Visualize result with Visdom

We now support Visdom for real-time loss visualization during training!

To use Visdom in the browser:

# First install Python server and client
pip install visdom
# Start the server (probably in a screen or tmux)
python -m visdom.server -env_path runs/visdom/
# http://localhost:8097/

How use

Step 1: Train

./train_bu3dfe.sh
./train_ck.sh

Citation

If you find this useful for your research, please cite the following paper.

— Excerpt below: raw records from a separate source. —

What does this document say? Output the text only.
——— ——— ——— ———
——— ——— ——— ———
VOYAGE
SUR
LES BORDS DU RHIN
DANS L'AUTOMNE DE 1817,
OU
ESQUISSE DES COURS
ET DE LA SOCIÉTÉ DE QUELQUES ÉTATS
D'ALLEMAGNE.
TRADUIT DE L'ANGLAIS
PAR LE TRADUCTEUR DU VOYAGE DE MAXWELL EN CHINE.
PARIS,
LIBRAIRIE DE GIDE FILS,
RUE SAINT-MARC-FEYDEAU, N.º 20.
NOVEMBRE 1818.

@InProceedings{Fernandez_2019_CVPR_Workshops,
author = {Marrero Fernandez, Pedro D. and Guerrero Pena, Fidel A. and Ing Ren, Tsang and Cunha, Alexandre},
title = {FERAtt: Facial Expression Recognition With Attention Net},
booktitle = {The IEEE Conference on Computer Vision and Pattern Recognition (CVPR) Workshops},
month = {June},
year = {2019}
}

Acknowledgments

Gratefully acknowledge financial support from the Brazilian government agency FACEPE.